S’exprimant devant les membres de la commission, Meridor, fort de toute une carrière politique au sein du Likud, a fait remarquer que le système actuel de sélection des juges, en vigueur depuis la création de l’État, exigeait toujours que les hommes politiques qui sont membres de la commission obtiennent le soutien d’au moins un membre professionnel de la commission – un juge de la Cour suprême ou un avocat du barreau.

Avec la mise en place du nouveau système, un candidat à une nomination judiciaire saura qu’il n’y a « rien à discuter avec les juges », a affirmé Meridor.

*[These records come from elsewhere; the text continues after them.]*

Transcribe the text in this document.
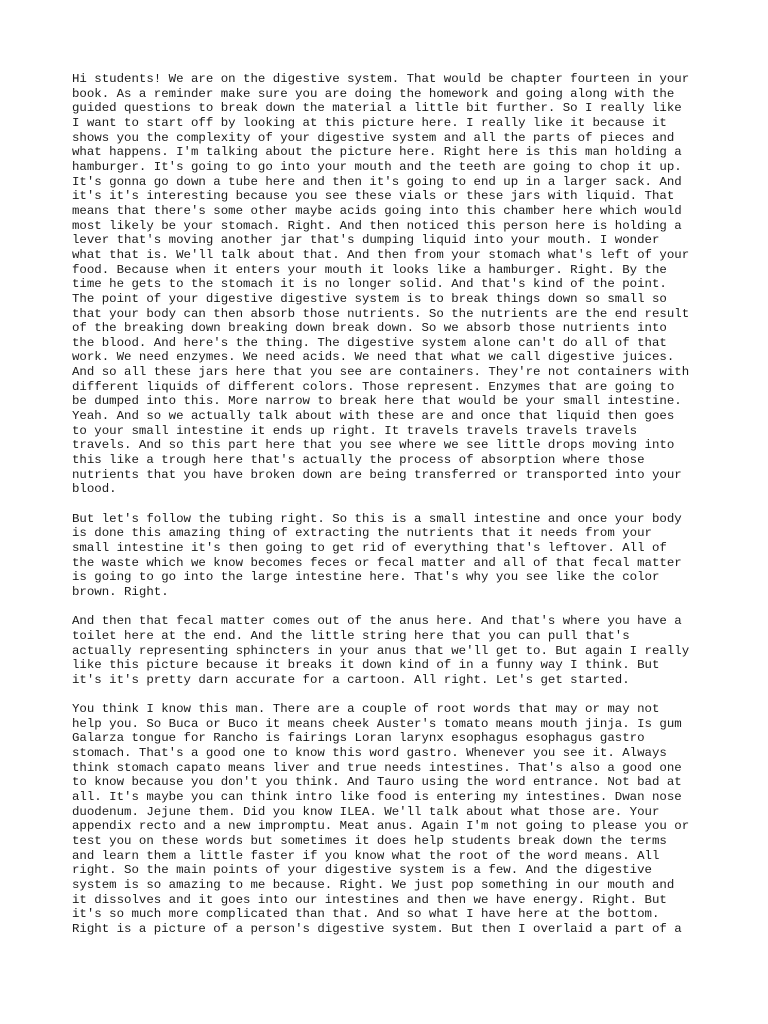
Hi students! We are on the digestive system. That would be chapter fourteen in your
book. As a reminder make sure you are doing the homework and going along with the
guided questions to break down the material a little bit further. So I really like
I want to start off by looking at this picture here. I really like it because it
shows you the complexity of your digestive system and all the parts of pieces and
what happens. I'm talking about the picture here. Right here is this man holding a
hamburger. It's going to go into your mouth and the teeth are going to chop it up.
It's gonna go down a tube here and then it's going to end up in a larger sack. And
it's it's interesting because you see these vials or these jars with liquid. That
means that there's some other maybe acids going into this chamber here which would
most likely be your stomach. Right. And then noticed this person here is holding a
lever that's moving another jar that's dumping liquid into your mouth. I wonder
what that is. We'll talk about that. And then from your stomach what's left of your
food. Because when it enters your mouth it looks like a hamburger. Right. By the
time he gets to the stomach it is no longer solid. And that's kind of the point.
The point of your digestive digestive system is to break things down so small so
that your body can then absorb those nutrients. So the nutrients are the end result
of the breaking down breaking down break down. So we absorb those nutrients into
the blood. And here's the thing. The digestive system alone can't do all of that
work. We need enzymes. We need acids. We need that what we call digestive juices.
And so all these jars here that you see are containers. They're not containers with
different liquids of different colors. Those represent. Enzymes that are going to
be dumped into this. More narrow to break here that would be your small intestine.
Yeah. And so we actually talk about with these are and once that liquid then goes
to your small intestine it ends up right. It travels travels travels travels
travels. And so this part here that you see where we see little drops moving into
this like a trough here that's actually the process of absorption where those
nutrients that you have broken down are being transferred or transported into your
blood.

But let's follow the tubing right. So this is a small intestine and once your body
is done this amazing thing of extracting the nutrients that it needs from your
small intestine it's then going to get rid of everything that's leftover. All of
the waste which we know becomes feces or fecal matter and all of that fecal matter
is going to go into the large intestine here. That's why you see like the color
brown. Right.

And then that fecal matter comes out of the anus here. And that's where you have a
toilet here at the end. And the little string here that you can pull that's
actually representing sphincters in your anus that we'll get to. But again I really
like this picture because it breaks it down kind of in a funny way I think. But
it's it's pretty darn accurate for a cartoon. All right. Let's get started.

You think I know this man. There are a couple of root words that may or may not
help you. So Buca or Buco it means cheek Auster's tomato means mouth jinja. Is gum
Galarza tongue for Rancho is fairings Loran larynx esophagus esophagus gastro
stomach. That's a good one to know this word gastro. Whenever you see it. Always
think stomach capato means liver and true needs intestines. That's also a good one
to know because you don't you think. And Tauro using the word entrance. Not bad at
all. It's maybe you can think intro like food is entering my intestines. Dwan nose
duodenum. Jejune them. Did you know ILEA. We'll talk about what those are. Your
appendix recto and a new impromptu. Meat anus. Again I'm not going to please you or
test you on these words but sometimes it does help students break down the terms
and learn them a little faster if you know what the root of the word means. All
right. So the main points of your digestive system is a few. And the digestive
system is so amazing to me because. Right. We just pop something in our mouth and
it dissolves and it goes into our intestines and then we have energy. Right. But
it's so much more complicated than that. And so what I have here at the bottom.
Right is a picture of a person's digestive system. But then I overlaid a part of a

« Il devra obtenir l’aval des hommes politiques – c’est un changement radical. Et ça entraînera une méfiance à l’égard du système judiciaire et les gens sauront très bien qui a nommé qui, quand et où », a ajouté l’ancien ministre de la Justice.

Il a ajouté qu’à terme, même les derniers professionnels indépendants siégeant au sein de la commission de sélection des juges, les juges de la Cour suprême, ne compteraient plus à proprement parler dans la mesure où ces magistrats travaillant au sein de la plus haute instance judiciaire auront eux-mêmes été promus à leur poste grâce à un système politisé. Ce qui fera de l’ensemble de la commission un organisme politique, a soutenu Meridor.

Des propos qui ont été vertement rejetés par Rothman, qui s’est lancé dans une diatribe furieuse contre l’autorité judiciaire – coupable, selon lui, d’avoir examiné les décisions prises par le gouvernement concernant la politique humanitaire à l’égard de la bande de Gaza.

« Ce que j’ai fait, ça a été de corriger la notion de raisonnabilité afin que ces gens ne puissent pas continuer à rester, comme ça, dans leur tour d’ivoire sans entendre les cris des familles des otages et en disant au cabinet ce qu’il pouvait ou ce qu’il ne pouvait pas faire pour rapatrier les kidnappés », a déclaré Rothman avec colère, haussant le ton.

Une référence à une législation de la coalition qui annulait l’utilisation de la notion juridique de « raisonnabilité » dans le réexamen des décisions prises par le gouvernement – et que la Cour suprême, en tant que Haute Cour de justice, a invalidée l’année dernière.

« Ce positionnement politique est malhonnête, c’est un positionnement qui ne tient pas compte des otages, qui pense que les droits de l’Homme des habitants de Gaza sont plus importants que nos droits de l’Homme à nous et ce, au nom d’un prétendu ‘caractère raisonnable’, » s’est insurgé Rothman, hors de lui.